Entre las investigaciones secretas y esotéricas, y las prácticas sádicas con los prisioneros, fue apareciendo un grupo que además gustaba de las prácticas del ocultismo y con extravagantes creencias, todos ellos señalados con diferentes distintivos de carácter rúnico y misterioso. Este grupo, será conocido como la Orden Negra, y de nuevo su director sería Henrich Himmler. La orden contaba con los mejores especialistas en técnicas paranormales y esotéricas, que espoleados por Himmler y Wiligut,  creían que si conseguían dar con todas las reliquias medievales que tanto ansiaba su jefe, se podría instaurar desde el centro de Germania ─el nuevo Berlín─, un nuevo orden mundial ario, algo que ansiaban desde las filas del partido nazi en general y desde las filas de las SS en particular. Por ello vino Himmler a Montserrat, y por eso viajó por lugares apartados de las grandes ciudades españolas, seguía el rastro de varias de estas reliquias, pero sobre todo la del Santo Grial, que alguno de sus colaboradores había creído localizar en la abadía catalana.

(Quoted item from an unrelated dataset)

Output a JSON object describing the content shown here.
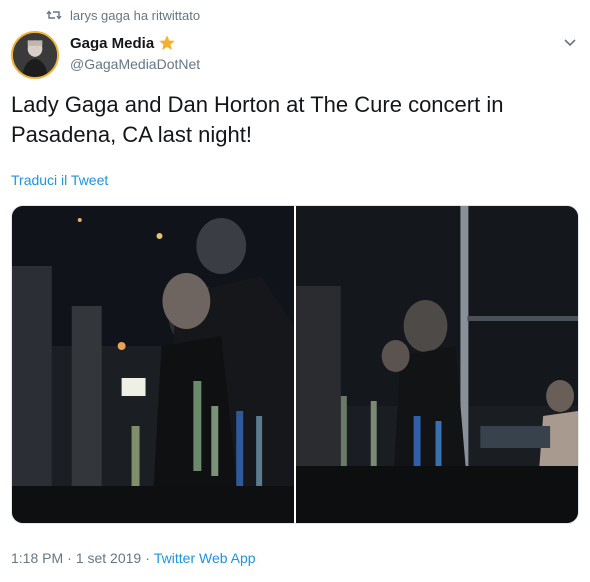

La locura llegaría mucho más lejos, viajaron a Escandinavia y al Tíbet buscando su ascendencia aria, e incluso montaron expediciones en busca de la lanza de Longinos y de las reliquias de la sangre. Desde luego nunca encontraron nada, o al menos nada de lo que esperaban. Pero toda esta parafernalia dio lugar a la ocultación de verdaderos atentados contra el ser humano, como los experimentos narrados dentro de los campos de contracción, así como la creación de una nueva religión de corte pagano, y que según la Orden Negra debería absorber y destruir al cristianismo, superponiendo sus nuevas festividades a las cristianas, y añadiendo otras nuevas; como el 20 de abril, día del nacimiento de Hitler, que debía celebrase como el del nacimiento de una divinidad. O el 9 de noviembre, día del Putsch de la cervecería de Munich. Pero eso es otra historia.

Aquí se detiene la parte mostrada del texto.